Une dernière fois avant qu'il ne s'endorme, elle l'embrassa. Il ferma les yeux se remémorant tout des dernières minutes. Il aurait pu avoir un mois à vivre, un an, dix ans, mille ans, un nombre infini d'années, il était sûr que ce souvenir aurait gardé de sa netteté. Il aurait vécu en lui aussi longtemps qu'il aurait vécu.
Une dernière fois, il ouvrit les yeux avant de les fermer pour une nuit de sommeil. Il l'admira, elle et ses traits fins et parfaits. Ses yeux en or brillants comme des pierres précieuses. Il la vit sourire et il sut qu'elle l'avait senti l'observer. Elle éteignit la lumière et il eut en tête la meilleure image pour s'endormir.
Camelia Hale, sa belle inconnue devenue son plus beau morceau de vie.
25 décembre 2023
De toute sa vie, Camelia n'avait jamais douté de son intelligence. C'était un fait, elle était une des personnes les plus brillantes qu'elle connaissait. S'il n'y avait pas eu Carlisle, elle se serait attribuée à la première place mais son père de cœur la méritait plus que quiconque.
Bien sûr, comme toute personne, elle avait parfois fait des erreurs mais jamais au point de remettre en cause son intellect.
Mais cela était avant. Car cette nuit, elle avait été d'une extrême idiotie.
Quand Five était parti sous la douche, elle avait étouffé un cri d'horreur quand elle avait constaté tous les hématomes sur sa peau. Il y en avait de tailles différentes et certains plus violacés que d'autres. Elle en était la responsable.
«-Ce n'est pas important., dit Five., J'ai déjà eu bien pire, tu sais.
-Quand même ! Arrange-toi pour qu'aucun d'eux ne soit visible, je refuse que ta famille pense que je te bats !
-N'exagère pas. D'ailleurs, je n'éprouve aucune douleur. »
Elle s'avança et posa son doigt sur son flanc droit où était sa plus grosse ecchymose. Il se décala en grimaçant et elle haussa les sourcils pour démontrer qu'elle détenait plus de raison que lui. Il ne parut pas s'en soucier et dit :
«-J'ai été surpris par le froid de ta peau !
-Tu espères que je te crois ?, leva-t-elle les yeux au ciel., Cela fait des semaines que tu n'y réagis plus. Arrête d'être aussi fier.
-Je me porte très bien, Camelia. Allons-y, il est déjà quatorze heures. »
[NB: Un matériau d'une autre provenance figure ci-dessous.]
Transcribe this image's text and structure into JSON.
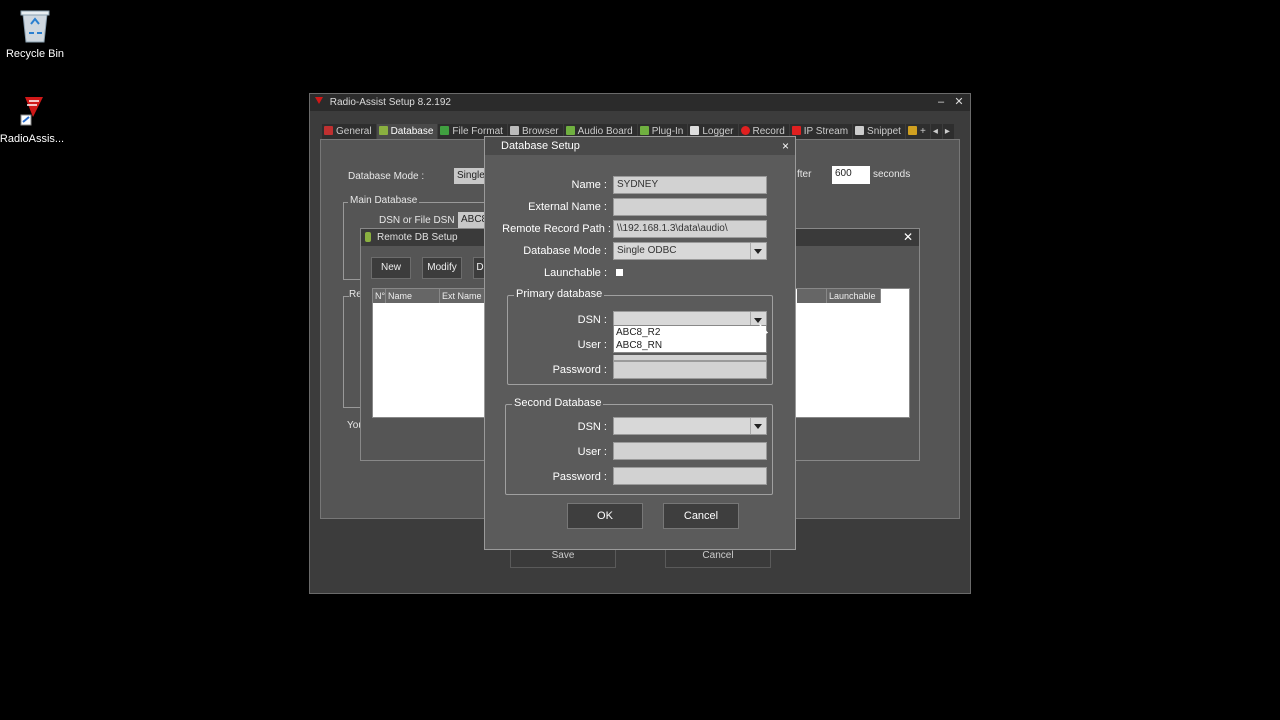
{
  "desktop": {
    "recycle_bin": "Recycle Bin",
    "radioassist": "RadioAssis..."
  },
  "main_window": {
    "title": "Radio-Assist Setup 8.2.192",
    "tabs": [
      "General",
      "Database",
      "File Format",
      "Browser",
      "Audio Board",
      "Plug-In",
      "Logger",
      "Record",
      "IP Stream",
      "Snippet"
    ],
    "tab_more": "+",
    "database_mode_label": "Database Mode :",
    "database_mode_value": "Single",
    "after_label": "fter",
    "after_value": "600",
    "seconds_label": "seconds",
    "main_database_label": "Main Database",
    "dsn_label": "DSN or File DSN",
    "dsn_value": "ABC8",
    "re_label": "Re",
    "you_label": "You",
    "save_label": "Save",
    "cancel_label": "Cancel"
  },
  "remote_db": {
    "title": "Remote DB Setup",
    "new_label": "New",
    "modify_label": "Modify",
    "delete_label": "D",
    "columns": [
      "N°",
      "Name",
      "Ext Name"
    ],
    "launchable_col": "Launchable"
  },
  "dialog": {
    "title": "Database Setup",
    "close": "×",
    "name_label": "Name :",
    "name_value": "SYDNEY",
    "external_name_label": "External Name :",
    "external_name_value": "",
    "remote_path_label": "Remote Record Path :",
    "remote_path_value": "\\\\192.168.1.3\\data\\audio\\",
    "db_mode_label": "Database Mode :",
    "db_mode_value": "Single ODBC",
    "launchable_label": "Launchable :",
    "primary_label": "Primary database",
    "primary_dsn_label": "DSN :",
    "primary_dsn_value": "",
    "primary_user_label": "User :",
    "primary_password_label": "Password :",
    "dsn_options": [
      "ABC8_R2",
      "ABC8_RN"
    ],
    "second_label": "Second Database",
    "second_dsn_label": "DSN :",
    "second_user_label": "User :",
    "second_password_label": "Password :",
    "ok_label": "OK",
    "cancel_label": "Cancel"
  }
}
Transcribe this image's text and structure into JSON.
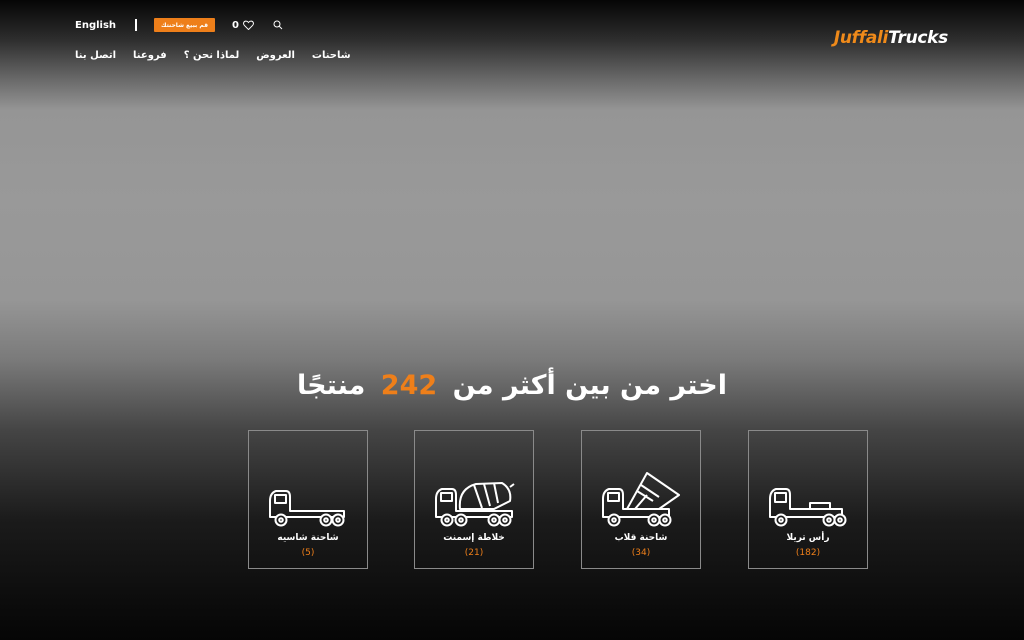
{
  "header": {
    "logo_part1": "Juffali",
    "logo_part2": "Trucks",
    "language": "English",
    "cta": "قم ببيع شاحنتك",
    "favorites_count": "0"
  },
  "nav": {
    "items": [
      "اتصل بنا",
      "فروعنا",
      "لماذا نحن ؟",
      "العروض",
      "شاحنات"
    ]
  },
  "headline": {
    "prefix": "اختر من بين أكثر من",
    "number": "242",
    "suffix": "منتجًا"
  },
  "categories": [
    {
      "label": "رأس تريلا",
      "count": "(182)",
      "icon": "tractor-head-icon"
    },
    {
      "label": "شاحنة قلاب",
      "count": "(34)",
      "icon": "dump-truck-icon"
    },
    {
      "label": "خلاطة إسمنت",
      "count": "(21)",
      "icon": "cement-mixer-icon"
    },
    {
      "label": "شاحنة شاسيه",
      "count": "(5)",
      "icon": "chassis-truck-icon"
    }
  ],
  "colors": {
    "accent": "#ee7f1a",
    "text": "#ffffff"
  }
}
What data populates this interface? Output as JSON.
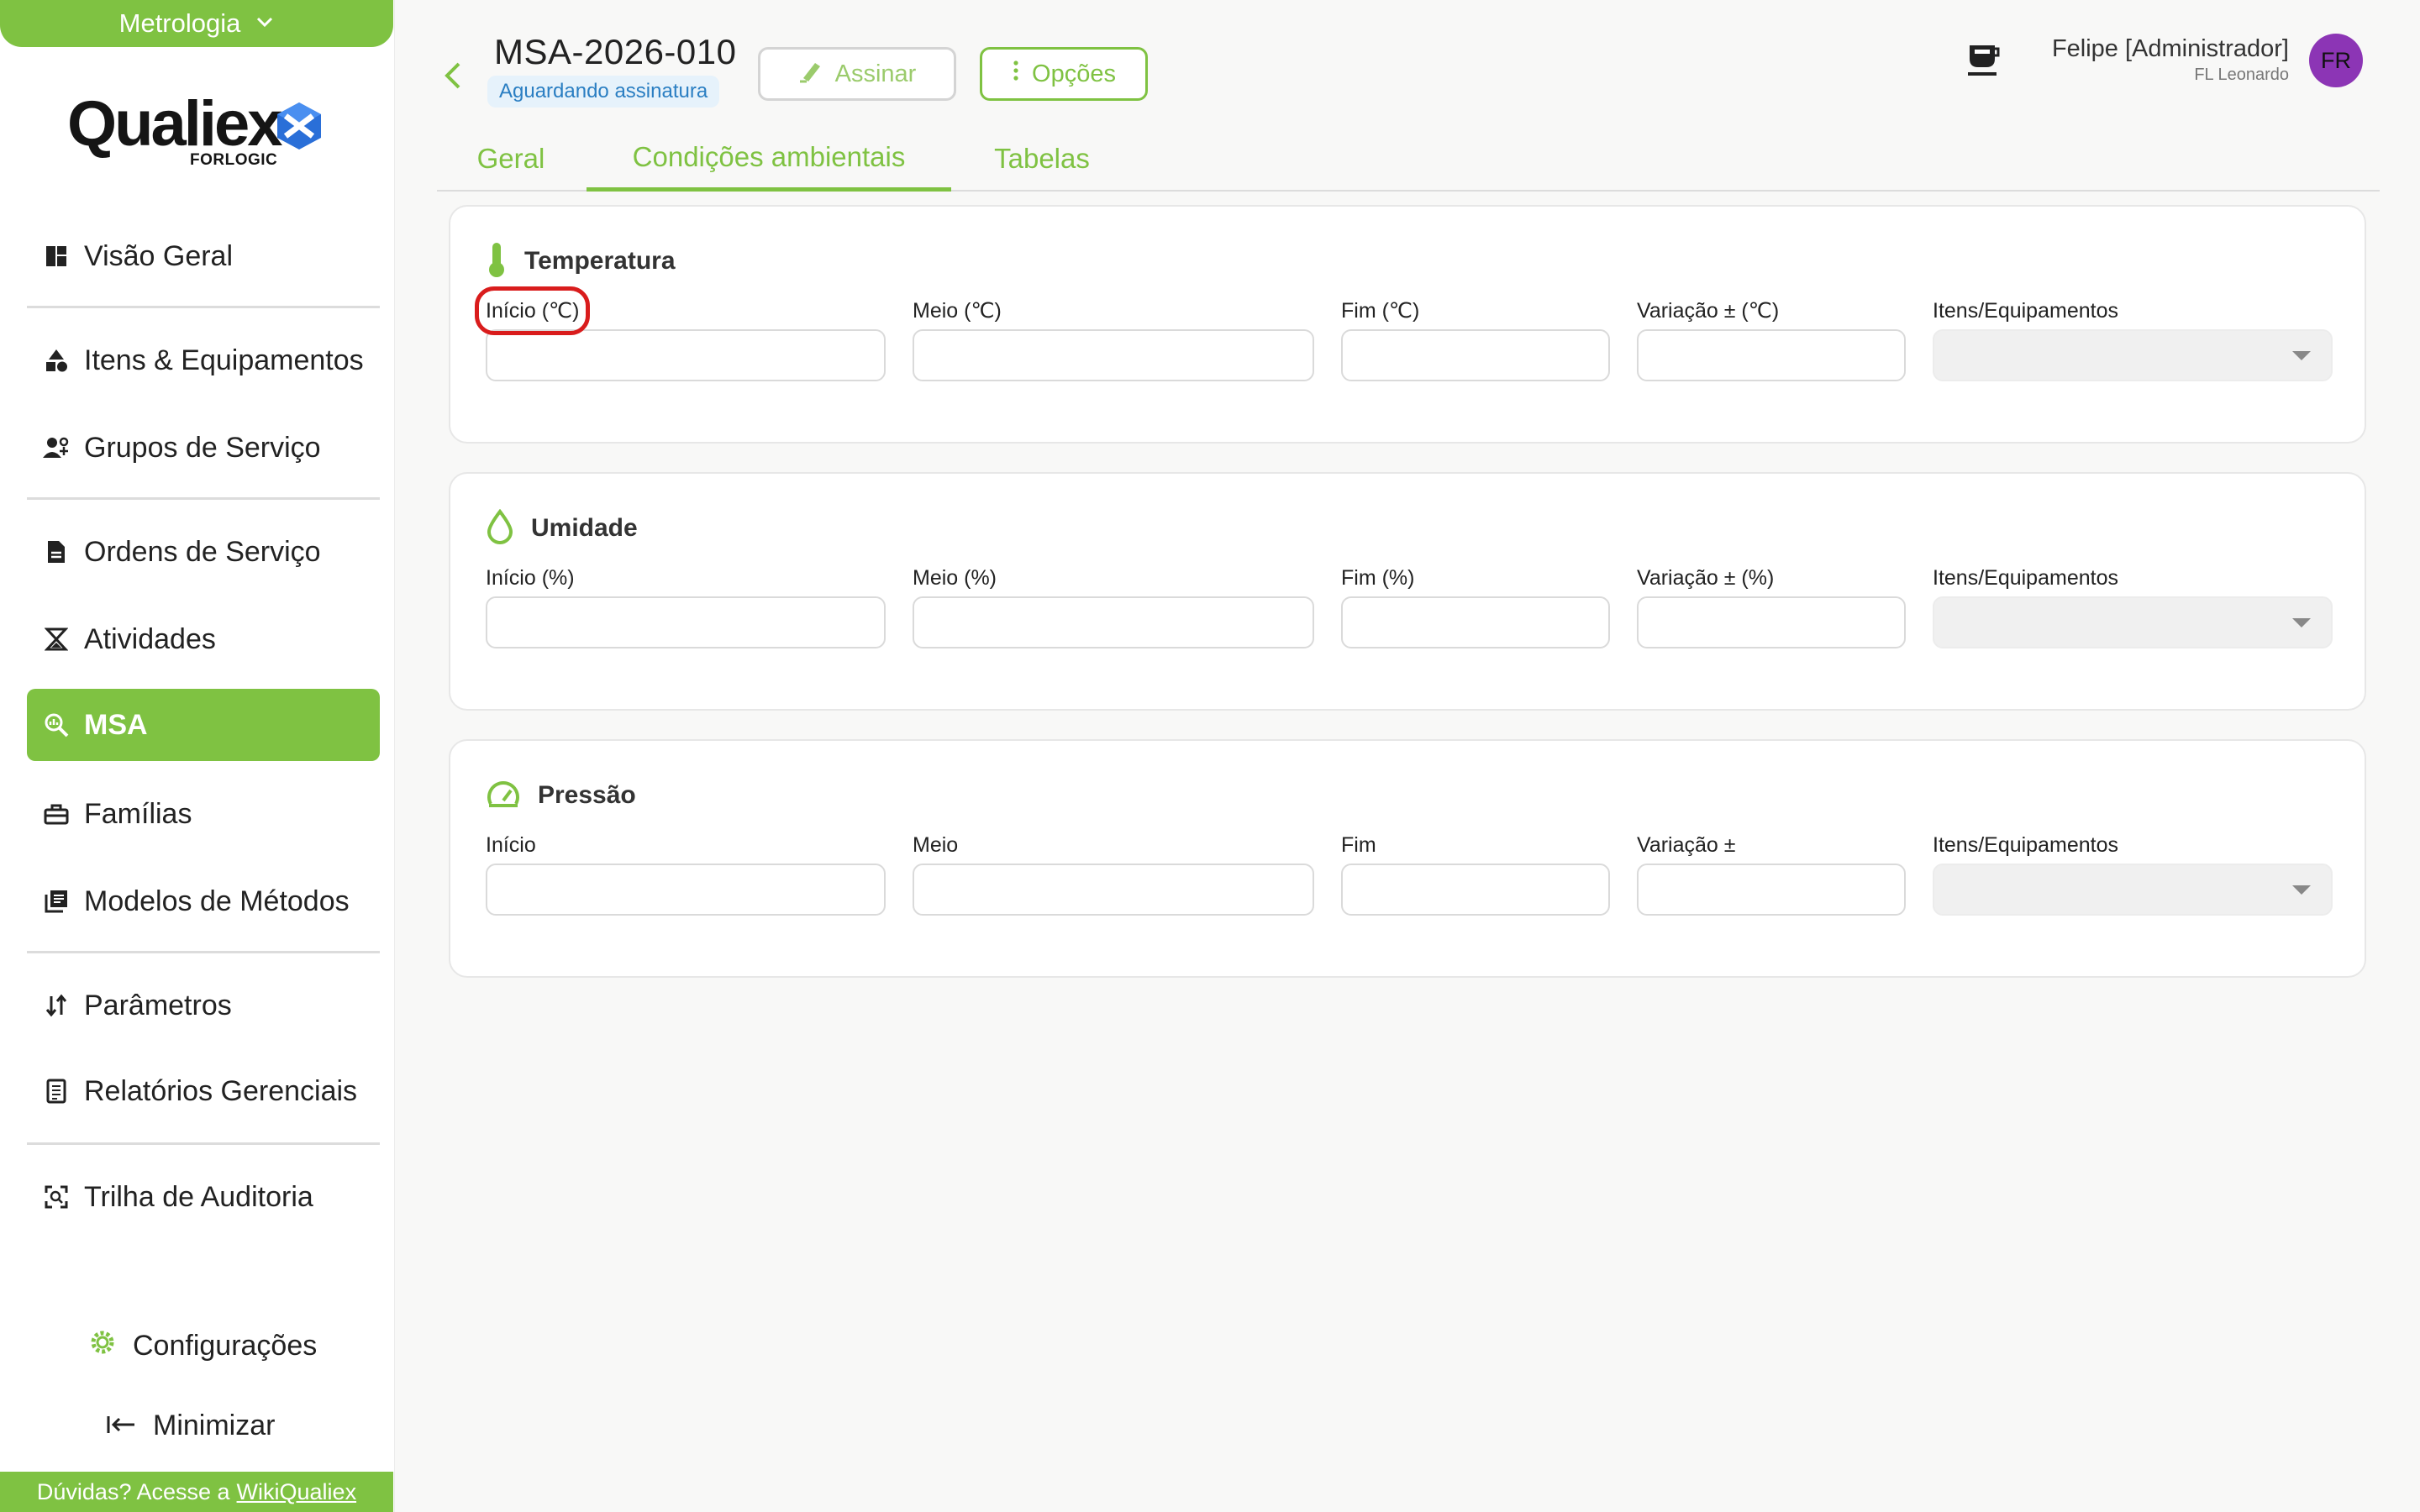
{
  "sidebar": {
    "module": "Metrologia",
    "logo": {
      "name": "Qualiex",
      "sub": "FORLOGIC"
    },
    "items": [
      {
        "label": "Visão Geral",
        "icon": "dashboard-icon"
      },
      {
        "label": "Itens & Equipamentos",
        "icon": "shapes-icon"
      },
      {
        "label": "Grupos de Serviço",
        "icon": "users-group-icon"
      },
      {
        "label": "Ordens de Serviço",
        "icon": "document-icon"
      },
      {
        "label": "Atividades",
        "icon": "hourglass-icon"
      },
      {
        "label": "MSA",
        "icon": "zoom-analysis-icon"
      },
      {
        "label": "Famílias",
        "icon": "toolbox-icon"
      },
      {
        "label": "Modelos de Métodos",
        "icon": "library-icon"
      },
      {
        "label": "Parâmetros",
        "icon": "sort-arrows-icon"
      },
      {
        "label": "Relatórios Gerenciais",
        "icon": "report-icon"
      },
      {
        "label": "Trilha de Auditoria",
        "icon": "audit-scan-icon"
      }
    ],
    "active_item": "MSA",
    "settings_label": "Configurações",
    "minimize_label": "Minimizar",
    "help_text": "Dúvidas? Acesse a",
    "help_link": "WikiQualiex"
  },
  "header": {
    "title": "MSA-2026-010",
    "status": "Aguardando assinatura",
    "sign_label": "Assinar",
    "options_label": "Opções",
    "user_name": "Felipe [Administrador]",
    "user_org": "FL Leonardo",
    "avatar_initials": "FR"
  },
  "tabs": [
    {
      "label": "Geral"
    },
    {
      "label": "Condições ambientais"
    },
    {
      "label": "Tabelas"
    }
  ],
  "active_tab": "Condições ambientais",
  "sections": {
    "temperature": {
      "title": "Temperatura",
      "labels": {
        "start": "Início (℃)",
        "mid": "Meio (℃)",
        "end": "Fim (℃)",
        "variation": "Variação ± (℃)",
        "items": "Itens/Equipamentos"
      }
    },
    "humidity": {
      "title": "Umidade",
      "labels": {
        "start": "Início (%)",
        "mid": "Meio (%)",
        "end": "Fim (%)",
        "variation": "Variação ± (%)",
        "items": "Itens/Equipamentos"
      }
    },
    "pressure": {
      "title": "Pressão",
      "labels": {
        "start": "Início",
        "mid": "Meio",
        "end": "Fim",
        "variation": "Variação ±",
        "items": "Itens/Equipamentos"
      }
    }
  },
  "colors": {
    "accent": "#7fc242",
    "badge_bg": "#e6f2fb",
    "badge_text": "#2a7ec2",
    "avatar": "#8c35b5",
    "highlight": "#d91c1c"
  }
}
Il l'embrassa sur le front et ils disparurent pour se retrouver dans la chambre de Five. L'ambiance était bien différente de celle de la veille. Une musique que Camelia ne connaissait pas – comme très souvent – était diffusée dans toute la maison, elle ne comprenait pas comment les Hargreeves n'avaient toujours pas eu de problèmes avec le voisinage. Allison y était peut-être pour quelque chose.
«-J'ai le sentiment que nous avons manqué le début de la fête., remarqua Five en passant la tête dans l'entrouverture de sa porte de chambre.
-Ne nous faisons pas attendre plus longtemps alors. »
Elle balaya ses cheveux en arrière et ils furent accueillis par toute la famille de Five. Klaus fut le premier à arriver et posa un serre-tête aux bois de cerf sur la tête de Five, qui s'en dégagea aussi vite.
«-Epargne-moi ces accessoires puériles !
-Oh voyons Five, dit Camelia alors que Klaus lui mettait un bonnet de Noël qui clignotait, je trouve cela très mignon. Tu peux bien faire un petit effort pour ce jour de fête.
-Pour aujourd'hui et uniquement aujourd'hui ! », grogna-t-il en remettant le serre-tête.
Il n'eut pas le temps de la maudire que Lila et Luther le tirèrent par les bras pour entamer un karaoké. Avec amusement, Camelia les observa tandis qu'Allison lui tendait un verre de sangria.
«-Il ne vous a pas trop ennuyé à Noël ?, demanda Allison.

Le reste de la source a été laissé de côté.